Der Kosmos als Gedanke

- Abstrakte Hirngespinste, Gedankengebäude, die keine andere Wissenschaft verwenden kann: Solche Vorurteile über Theoretische Physik hört man häufig. Im Gespräch mit Thorsten Naeser bekräftigt Professor Dieter Vollhardt, dass dies nicht so ist. Der Augsburger Physiker erhält Ende März den angesehenen "Europhysics Prize 2006" der European Physical Society. Vollhardt ist zudem Sprecher des Sonderforschungsbereichs (SFB) 484, der sich mit dem elektrischen Innenleben von Metallen beschäftigt.

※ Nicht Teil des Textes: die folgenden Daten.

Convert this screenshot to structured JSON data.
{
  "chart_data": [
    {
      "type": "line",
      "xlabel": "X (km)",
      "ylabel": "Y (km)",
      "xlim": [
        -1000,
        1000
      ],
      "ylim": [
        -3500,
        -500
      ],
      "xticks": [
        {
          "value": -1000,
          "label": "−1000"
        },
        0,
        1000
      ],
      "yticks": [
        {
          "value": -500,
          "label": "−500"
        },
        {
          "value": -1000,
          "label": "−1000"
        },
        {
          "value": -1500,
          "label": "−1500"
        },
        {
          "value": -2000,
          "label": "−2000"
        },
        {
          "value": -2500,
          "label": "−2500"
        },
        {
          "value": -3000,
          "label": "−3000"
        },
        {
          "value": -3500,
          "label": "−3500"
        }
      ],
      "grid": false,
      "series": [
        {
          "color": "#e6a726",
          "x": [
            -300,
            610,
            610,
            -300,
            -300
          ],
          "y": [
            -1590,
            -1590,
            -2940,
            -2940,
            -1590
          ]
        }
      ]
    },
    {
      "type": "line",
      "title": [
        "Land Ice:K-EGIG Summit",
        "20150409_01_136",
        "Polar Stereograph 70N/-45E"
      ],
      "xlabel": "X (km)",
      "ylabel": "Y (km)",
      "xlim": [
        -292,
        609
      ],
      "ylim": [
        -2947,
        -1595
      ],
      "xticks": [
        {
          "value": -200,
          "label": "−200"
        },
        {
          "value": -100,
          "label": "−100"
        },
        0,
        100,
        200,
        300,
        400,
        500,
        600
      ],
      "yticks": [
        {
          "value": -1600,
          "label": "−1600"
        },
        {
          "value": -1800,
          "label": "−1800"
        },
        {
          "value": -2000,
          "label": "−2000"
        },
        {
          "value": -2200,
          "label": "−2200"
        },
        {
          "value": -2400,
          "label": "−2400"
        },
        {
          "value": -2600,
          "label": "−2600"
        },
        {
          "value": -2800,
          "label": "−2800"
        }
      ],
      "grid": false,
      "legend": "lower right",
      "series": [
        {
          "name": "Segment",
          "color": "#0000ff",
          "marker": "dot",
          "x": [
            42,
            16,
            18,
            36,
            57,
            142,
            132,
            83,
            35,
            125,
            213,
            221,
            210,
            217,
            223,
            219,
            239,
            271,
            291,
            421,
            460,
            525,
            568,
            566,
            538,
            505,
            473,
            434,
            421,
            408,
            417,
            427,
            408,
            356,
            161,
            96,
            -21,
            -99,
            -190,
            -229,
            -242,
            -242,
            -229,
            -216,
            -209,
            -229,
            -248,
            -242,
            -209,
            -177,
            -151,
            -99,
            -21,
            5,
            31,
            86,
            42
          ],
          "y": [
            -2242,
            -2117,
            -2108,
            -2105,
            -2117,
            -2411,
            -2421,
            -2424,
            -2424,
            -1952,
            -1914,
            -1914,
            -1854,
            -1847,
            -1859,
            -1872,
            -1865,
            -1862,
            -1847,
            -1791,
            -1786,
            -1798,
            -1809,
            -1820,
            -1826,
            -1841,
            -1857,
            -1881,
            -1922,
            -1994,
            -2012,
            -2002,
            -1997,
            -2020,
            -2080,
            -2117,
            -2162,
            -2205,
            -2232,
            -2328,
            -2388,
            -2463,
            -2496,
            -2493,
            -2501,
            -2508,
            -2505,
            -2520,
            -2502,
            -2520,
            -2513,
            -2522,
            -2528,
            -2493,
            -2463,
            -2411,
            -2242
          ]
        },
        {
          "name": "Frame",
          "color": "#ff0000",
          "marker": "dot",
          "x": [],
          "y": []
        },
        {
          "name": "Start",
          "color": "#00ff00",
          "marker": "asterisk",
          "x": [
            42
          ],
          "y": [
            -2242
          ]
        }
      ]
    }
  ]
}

Hier arbeiten Theoretische Physiker, wie Vollhardt, und Experimentalphysiker eng zusammen.

Herr Vollhardt, woher nehmen Sie und die SFB-Physiker frische Ideen?

Vollhardt: Durch Zuhören, Lesen, Diskutieren und Nachdenken. Neue Ideen entstehen im Gespräch, im Labor oder auf dem Papier. Häufig ist auch ein Quäntchen Glück im Spiel. "Spiel" ist dabei wörtlich zu nehmen. Wir versuchen Ideen oft spielerisch umzusetzen.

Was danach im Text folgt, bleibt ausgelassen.